The businessman just sat there disturbed and confused; he’d never seen anybody laughing like this in all his evenings at the club. The other audience members sat at their tables stone-faced, except for one couple who tried to heckle her to shut up. Nobody followed their lead. She laughed out loud at them, doubling over. The comedian gave increasingly strident orders for her to shut up and let him continue. He only had five minutes in this lousy pay-to-play club to make an impression, and this cunt here was ruining it! The more seriously he behaved, the funnier she thought he was. After nearly a minute of orgasmic laughter, she took one last look at the comedian while trying to compose herself, gave up and laughed out loud again. She was still laughing as she took her coat and purse and stumbled drunkenly out of the room. Her date made no attempt to follow her. As she walked out, a single male audience member joined in her laughing. The comedian kept trying to resume his routine, but the man’s laughter totally broke his character. The comedian left the stage in defeat. Nobody applauded him except the laughing man, who gave him the full-hand clap of a kindergarten kid.
She finally began to gain her composure as she descended the ramp in the lobby, catching one long breath away from the smoke and the noise. She was stopped by one of the female comedians she’d seen in the early hours of the show.

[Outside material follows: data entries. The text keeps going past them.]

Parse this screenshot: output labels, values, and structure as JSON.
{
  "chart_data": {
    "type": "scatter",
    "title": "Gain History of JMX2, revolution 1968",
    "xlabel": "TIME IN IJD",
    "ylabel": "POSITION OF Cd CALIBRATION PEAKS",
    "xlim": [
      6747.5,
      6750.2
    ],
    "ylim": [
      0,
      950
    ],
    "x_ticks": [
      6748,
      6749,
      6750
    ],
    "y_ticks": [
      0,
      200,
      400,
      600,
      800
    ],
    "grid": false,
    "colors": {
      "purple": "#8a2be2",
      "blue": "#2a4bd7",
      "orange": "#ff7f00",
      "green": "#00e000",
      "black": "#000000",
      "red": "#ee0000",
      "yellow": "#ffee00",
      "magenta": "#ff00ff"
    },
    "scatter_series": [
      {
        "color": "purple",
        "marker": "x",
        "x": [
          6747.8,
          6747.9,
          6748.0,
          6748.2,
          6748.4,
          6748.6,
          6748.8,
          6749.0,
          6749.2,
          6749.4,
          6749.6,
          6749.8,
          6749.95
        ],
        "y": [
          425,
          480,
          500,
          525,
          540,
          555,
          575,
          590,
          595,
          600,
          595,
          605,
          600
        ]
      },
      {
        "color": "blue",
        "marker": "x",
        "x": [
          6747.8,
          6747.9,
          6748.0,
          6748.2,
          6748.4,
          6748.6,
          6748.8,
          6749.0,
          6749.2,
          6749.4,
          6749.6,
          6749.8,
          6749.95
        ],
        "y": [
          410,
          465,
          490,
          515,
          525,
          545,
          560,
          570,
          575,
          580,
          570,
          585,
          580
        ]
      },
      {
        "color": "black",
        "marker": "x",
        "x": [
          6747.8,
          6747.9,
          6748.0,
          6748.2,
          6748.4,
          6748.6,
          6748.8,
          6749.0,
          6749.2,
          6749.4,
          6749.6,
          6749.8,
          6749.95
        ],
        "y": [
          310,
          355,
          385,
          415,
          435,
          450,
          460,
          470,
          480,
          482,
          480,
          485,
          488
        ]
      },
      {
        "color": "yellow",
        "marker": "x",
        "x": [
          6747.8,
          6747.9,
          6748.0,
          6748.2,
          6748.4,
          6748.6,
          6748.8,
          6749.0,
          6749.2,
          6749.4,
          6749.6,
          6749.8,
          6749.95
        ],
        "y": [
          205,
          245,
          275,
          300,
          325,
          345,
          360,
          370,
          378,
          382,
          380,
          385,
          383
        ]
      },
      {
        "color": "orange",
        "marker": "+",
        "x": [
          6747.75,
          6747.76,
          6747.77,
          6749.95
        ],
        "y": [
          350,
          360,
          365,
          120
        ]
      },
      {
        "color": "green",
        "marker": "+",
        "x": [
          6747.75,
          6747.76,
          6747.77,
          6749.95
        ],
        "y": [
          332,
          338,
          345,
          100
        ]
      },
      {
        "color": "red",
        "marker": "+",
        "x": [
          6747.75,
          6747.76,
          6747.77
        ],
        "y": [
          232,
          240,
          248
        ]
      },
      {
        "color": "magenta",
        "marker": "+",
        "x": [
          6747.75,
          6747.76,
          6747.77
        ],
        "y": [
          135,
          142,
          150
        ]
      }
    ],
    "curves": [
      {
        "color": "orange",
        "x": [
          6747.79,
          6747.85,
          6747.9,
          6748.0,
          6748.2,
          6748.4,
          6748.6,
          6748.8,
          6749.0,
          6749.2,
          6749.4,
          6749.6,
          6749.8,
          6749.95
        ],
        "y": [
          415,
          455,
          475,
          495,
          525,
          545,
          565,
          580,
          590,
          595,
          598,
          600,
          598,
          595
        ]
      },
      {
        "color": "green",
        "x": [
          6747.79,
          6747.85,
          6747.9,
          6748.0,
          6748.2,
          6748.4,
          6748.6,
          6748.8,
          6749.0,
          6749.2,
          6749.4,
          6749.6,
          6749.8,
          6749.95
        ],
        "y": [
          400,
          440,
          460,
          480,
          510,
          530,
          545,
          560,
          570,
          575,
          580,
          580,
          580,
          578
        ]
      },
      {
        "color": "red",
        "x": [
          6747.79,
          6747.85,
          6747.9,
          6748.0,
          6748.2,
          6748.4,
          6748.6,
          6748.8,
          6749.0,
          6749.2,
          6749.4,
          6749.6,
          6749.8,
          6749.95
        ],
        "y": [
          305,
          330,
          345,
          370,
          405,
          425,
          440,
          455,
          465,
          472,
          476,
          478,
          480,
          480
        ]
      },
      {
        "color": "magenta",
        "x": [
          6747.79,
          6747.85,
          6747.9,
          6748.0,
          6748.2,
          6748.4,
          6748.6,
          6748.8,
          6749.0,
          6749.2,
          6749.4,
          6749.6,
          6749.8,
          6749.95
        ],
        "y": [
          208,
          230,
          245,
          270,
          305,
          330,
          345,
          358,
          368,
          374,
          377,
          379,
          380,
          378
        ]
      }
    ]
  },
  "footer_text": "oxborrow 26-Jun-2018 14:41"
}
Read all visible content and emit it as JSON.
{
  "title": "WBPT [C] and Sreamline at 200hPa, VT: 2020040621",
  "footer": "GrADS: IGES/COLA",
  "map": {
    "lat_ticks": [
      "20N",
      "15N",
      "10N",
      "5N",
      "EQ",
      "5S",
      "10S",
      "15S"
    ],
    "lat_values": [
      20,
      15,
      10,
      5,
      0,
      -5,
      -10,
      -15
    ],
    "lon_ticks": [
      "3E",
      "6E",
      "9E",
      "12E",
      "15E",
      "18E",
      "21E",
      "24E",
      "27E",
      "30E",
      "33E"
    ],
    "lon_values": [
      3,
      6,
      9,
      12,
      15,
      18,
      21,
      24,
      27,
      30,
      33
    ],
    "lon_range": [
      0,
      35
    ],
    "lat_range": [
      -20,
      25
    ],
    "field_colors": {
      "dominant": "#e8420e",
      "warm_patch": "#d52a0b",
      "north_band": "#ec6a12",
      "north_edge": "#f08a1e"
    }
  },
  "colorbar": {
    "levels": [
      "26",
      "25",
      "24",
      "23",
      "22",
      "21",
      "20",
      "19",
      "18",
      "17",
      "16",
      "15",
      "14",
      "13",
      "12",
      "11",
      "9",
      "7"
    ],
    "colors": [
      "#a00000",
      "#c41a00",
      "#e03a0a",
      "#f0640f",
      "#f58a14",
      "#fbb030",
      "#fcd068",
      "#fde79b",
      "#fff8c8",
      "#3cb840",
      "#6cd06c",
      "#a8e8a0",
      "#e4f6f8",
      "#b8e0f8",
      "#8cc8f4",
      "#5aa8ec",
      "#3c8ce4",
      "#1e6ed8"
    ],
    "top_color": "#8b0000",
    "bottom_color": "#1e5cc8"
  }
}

The female comedian demanded to know why she hadn’t attacked him back, why she hadn’t up for herself properly, why she hadn’t told him off or at least given him the finger. You’ve gotta let the pricks know you mean business, she said; that’s the only language they’re ever gonna understand. The ex-front line caller stared in the female comedian’s face until it was in focus through the alcohol blur, shook her head and gave out a quiet laugh. She stumbled past her.
As she continued down the ramp toward the front door, the two middle-aged doormen ended their phone call from the manager backstage. The men stood before her and warned her not to come there again. She darted aside, gave them a wide smile, and trotted out the door.

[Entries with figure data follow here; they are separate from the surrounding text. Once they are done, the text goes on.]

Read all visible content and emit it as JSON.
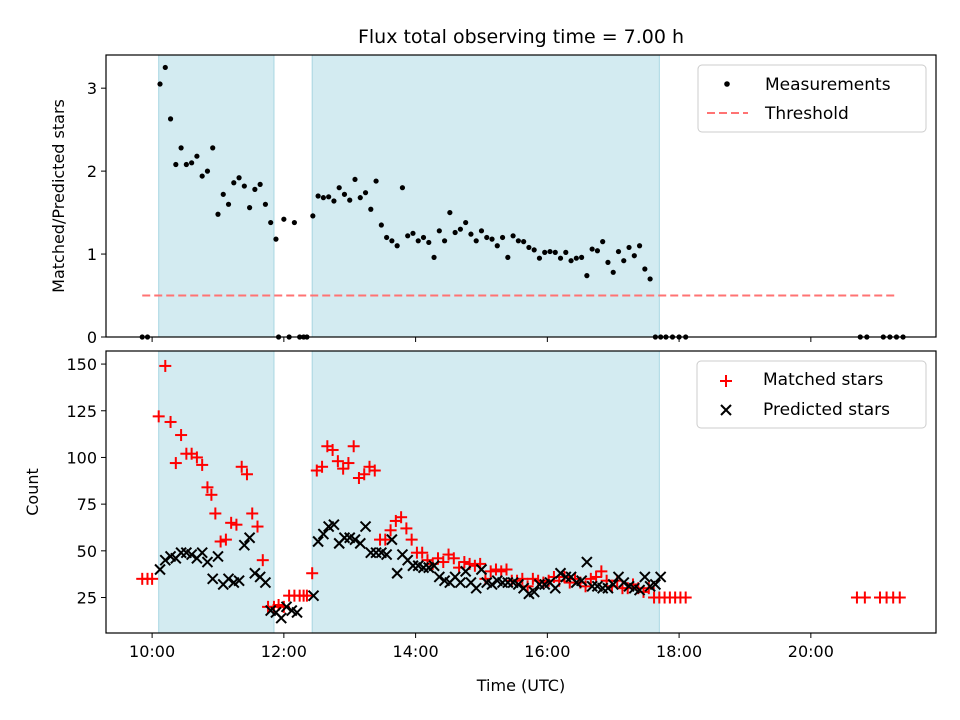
{
  "chart_data": [
    {
      "type": "scatter",
      "title": "Flux total observing time = 7.00 h",
      "xlabel": "",
      "ylabel": "Matched/Predicted stars",
      "x_unit": "hours UTC (decimal)",
      "xlim": [
        9.3,
        21.9
      ],
      "ylim": [
        0,
        3.4
      ],
      "yticks": [
        0,
        1,
        2,
        3
      ],
      "grid": false,
      "legend_position": "top-right",
      "shaded_intervals": [
        [
          10.1,
          11.85
        ],
        [
          12.43,
          17.7
        ]
      ],
      "shade_color": "#d3ebf1",
      "series": [
        {
          "name": "Measurements",
          "kind": "scatter",
          "marker": "dot",
          "color": "#000000",
          "x": [
            9.85,
            9.93,
            10.12,
            10.2,
            10.28,
            10.36,
            10.44,
            10.52,
            10.6,
            10.68,
            10.76,
            10.84,
            10.92,
            11.0,
            11.08,
            11.16,
            11.24,
            11.32,
            11.4,
            11.48,
            11.56,
            11.64,
            11.72,
            11.8,
            11.88,
            11.92,
            12.0,
            12.08,
            12.16,
            12.24,
            12.3,
            12.35,
            12.44,
            12.52,
            12.6,
            12.68,
            12.76,
            12.84,
            12.92,
            13.0,
            13.08,
            13.16,
            13.24,
            13.32,
            13.4,
            13.48,
            13.56,
            13.64,
            13.72,
            13.8,
            13.88,
            13.96,
            14.04,
            14.12,
            14.2,
            14.28,
            14.36,
            14.44,
            14.52,
            14.6,
            14.68,
            14.76,
            14.84,
            14.92,
            15.0,
            15.08,
            15.16,
            15.24,
            15.32,
            15.4,
            15.48,
            15.56,
            15.64,
            15.72,
            15.8,
            15.88,
            15.96,
            16.04,
            16.12,
            16.2,
            16.28,
            16.36,
            16.44,
            16.52,
            16.6,
            16.68,
            16.76,
            16.84,
            16.92,
            17.0,
            17.08,
            17.16,
            17.24,
            17.32,
            17.4,
            17.48,
            17.56,
            17.64,
            17.72,
            17.8,
            17.9,
            18.0,
            18.1,
            20.75,
            20.85,
            21.1,
            21.2,
            21.3,
            21.4
          ],
          "y": [
            0,
            0,
            3.05,
            3.25,
            2.63,
            2.08,
            2.28,
            2.08,
            2.1,
            2.18,
            1.94,
            2.0,
            2.28,
            1.48,
            1.72,
            1.6,
            1.86,
            1.92,
            1.82,
            1.56,
            1.78,
            1.84,
            1.6,
            1.38,
            1.18,
            0,
            1.42,
            0,
            1.38,
            0,
            0,
            0,
            1.46,
            1.7,
            1.68,
            1.69,
            1.64,
            1.8,
            1.72,
            1.65,
            1.9,
            1.68,
            1.74,
            1.54,
            1.88,
            1.35,
            1.2,
            1.16,
            1.1,
            1.8,
            1.22,
            1.25,
            1.16,
            1.2,
            1.14,
            0.96,
            1.28,
            1.16,
            1.5,
            1.26,
            1.3,
            1.38,
            1.24,
            1.16,
            1.28,
            1.2,
            1.18,
            1.1,
            1.2,
            0.96,
            1.22,
            1.16,
            1.15,
            1.08,
            1.05,
            0.95,
            1.02,
            1.03,
            1.02,
            0.95,
            1.02,
            0.92,
            0.95,
            0.96,
            0.74,
            1.06,
            1.04,
            1.15,
            0.9,
            0.78,
            1.03,
            0.92,
            1.08,
            0.98,
            1.1,
            0.82,
            0.7,
            0,
            0,
            0,
            0,
            0,
            0,
            0,
            0,
            0,
            0,
            0,
            0
          ],
          "exclude_x": []
        },
        {
          "name": "Threshold",
          "kind": "line",
          "style": "dashed",
          "color": "#ff7373",
          "x": [
            9.85,
            21.3
          ],
          "y": [
            0.5,
            0.5
          ]
        }
      ]
    },
    {
      "type": "scatter",
      "title": "",
      "xlabel": "Time (UTC)",
      "ylabel": "Count",
      "x_unit": "hours UTC (decimal)",
      "xlim": [
        9.3,
        21.9
      ],
      "ylim": [
        6,
        157
      ],
      "yticks": [
        25,
        50,
        75,
        100,
        125,
        150
      ],
      "xticks": [
        10,
        12,
        14,
        16,
        18,
        20
      ],
      "xtick_labels": [
        "10:00",
        "12:00",
        "14:00",
        "16:00",
        "18:00",
        "20:00"
      ],
      "grid": false,
      "legend_position": "top-right",
      "shaded_intervals": [
        [
          10.1,
          11.85
        ],
        [
          12.43,
          17.7
        ]
      ],
      "shade_color": "#d3ebf1",
      "series": [
        {
          "name": "Matched stars",
          "kind": "scatter",
          "marker": "plus",
          "color": "#ff0000",
          "x": [
            9.85,
            9.93,
            10.0,
            10.1,
            10.2,
            10.28,
            10.36,
            10.44,
            10.52,
            10.6,
            10.68,
            10.76,
            10.84,
            10.9,
            10.96,
            11.04,
            11.12,
            11.2,
            11.28,
            11.36,
            11.44,
            11.52,
            11.6,
            11.68,
            11.76,
            11.85,
            11.92,
            12.0,
            12.08,
            12.16,
            12.24,
            12.3,
            12.35,
            12.43,
            12.5,
            12.58,
            12.66,
            12.74,
            12.82,
            12.9,
            12.98,
            13.06,
            13.14,
            13.22,
            13.3,
            13.38,
            13.46,
            13.54,
            13.62,
            13.7,
            13.78,
            13.86,
            13.94,
            14.02,
            14.1,
            14.18,
            14.26,
            14.34,
            14.42,
            14.5,
            14.58,
            14.66,
            14.74,
            14.82,
            14.9,
            14.98,
            15.06,
            15.14,
            15.22,
            15.3,
            15.38,
            15.46,
            15.54,
            15.62,
            15.7,
            15.78,
            15.86,
            15.94,
            16.02,
            16.1,
            16.18,
            16.26,
            16.34,
            16.42,
            16.5,
            16.58,
            16.66,
            16.74,
            16.82,
            16.9,
            16.98,
            17.06,
            17.14,
            17.22,
            17.3,
            17.38,
            17.46,
            17.54,
            17.62,
            17.7,
            17.78,
            17.86,
            17.94,
            18.02,
            18.1,
            20.7,
            20.82,
            21.05,
            21.15,
            21.25,
            21.35
          ],
          "y": [
            35,
            35,
            35,
            122,
            149,
            119,
            97,
            112,
            102,
            102,
            100,
            96,
            84,
            80,
            70,
            55,
            56,
            65,
            64,
            95,
            91,
            70,
            63,
            45,
            20,
            20,
            21,
            20,
            26,
            26,
            26,
            26,
            26,
            38,
            93,
            95,
            106,
            104,
            98,
            94,
            97,
            106,
            89,
            91,
            95,
            93,
            56,
            56,
            61,
            66,
            68,
            62,
            56,
            49,
            49,
            45,
            43,
            46,
            44,
            48,
            46,
            41,
            44,
            43,
            42,
            43,
            35,
            39,
            40,
            39,
            40,
            34,
            34,
            35,
            31,
            35,
            34,
            33,
            34,
            36,
            34,
            36,
            33,
            35,
            33,
            31,
            35,
            36,
            39,
            34,
            31,
            34,
            30,
            30,
            32,
            30,
            28,
            30,
            25,
            25,
            25,
            25,
            25,
            25,
            25,
            25,
            25,
            25,
            25,
            25,
            25
          ],
          "exclude_x": []
        },
        {
          "name": "Predicted stars",
          "kind": "scatter",
          "marker": "x",
          "color": "#000000",
          "x": [
            10.12,
            10.2,
            10.28,
            10.36,
            10.44,
            10.52,
            10.6,
            10.68,
            10.76,
            10.84,
            10.92,
            11.0,
            11.08,
            11.16,
            11.24,
            11.32,
            11.4,
            11.48,
            11.56,
            11.64,
            11.72,
            11.8,
            11.88,
            11.96,
            12.04,
            12.12,
            12.2,
            12.45,
            12.52,
            12.6,
            12.68,
            12.76,
            12.84,
            12.92,
            13.0,
            13.08,
            13.16,
            13.24,
            13.32,
            13.4,
            13.48,
            13.56,
            13.64,
            13.72,
            13.8,
            13.88,
            13.96,
            14.04,
            14.12,
            14.2,
            14.28,
            14.36,
            14.44,
            14.52,
            14.6,
            14.68,
            14.76,
            14.84,
            14.92,
            15.0,
            15.08,
            15.16,
            15.24,
            15.32,
            15.4,
            15.48,
            15.56,
            15.64,
            15.72,
            15.8,
            15.88,
            15.96,
            16.04,
            16.12,
            16.2,
            16.28,
            16.36,
            16.44,
            16.52,
            16.6,
            16.68,
            16.76,
            16.84,
            16.92,
            17.0,
            17.08,
            17.16,
            17.24,
            17.32,
            17.4,
            17.48,
            17.56,
            17.64,
            17.72
          ],
          "y": [
            40,
            45,
            47,
            46,
            49,
            49,
            48,
            46,
            49,
            44,
            35,
            47,
            32,
            35,
            33,
            34,
            53,
            57,
            38,
            36,
            33,
            18,
            17,
            14,
            20,
            18,
            17,
            26,
            55,
            59,
            63,
            64,
            54,
            57,
            57,
            56,
            54,
            63,
            49,
            49,
            49,
            48,
            56,
            38,
            48,
            45,
            42,
            42,
            41,
            41,
            42,
            36,
            34,
            33,
            36,
            33,
            39,
            33,
            30,
            40,
            33,
            32,
            34,
            33,
            33,
            33,
            32,
            30,
            27,
            28,
            32,
            32,
            33,
            30,
            38,
            36,
            36,
            33,
            34,
            44,
            31,
            31,
            30,
            30,
            32,
            36,
            33,
            31,
            30,
            29,
            36,
            31,
            32,
            36
          ],
          "exclude_x": []
        }
      ]
    }
  ]
}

Outside, she breathed a deep breath of almost-fresh downtown air. She calmed herself down, pulled her coat on, and fumbled through her purse for a cigarette. She walked out into the parking lane and looked up the street for a cab. The pre-hangover noise was still ringing in her ears, but she still heard footsteps slowly approach her from behind. She took another deep breath and prepared herself to confront her date. Instead, she turned around and saw a man from the audience, a nice-looking guy with an open face and a coffee stain on his trenchcoat. He stood just outside of her personal space. They looked at one another briefly. He started laughing. She joined in. They giggled into the next cab together.
Her businessman date strolled out the door in time to see the cab pull off. He was a bit sad that he wouldn’t get to do his patented plea-for-forgiveness routine. Oh well, at least his people were still inside, ready to make him laugh.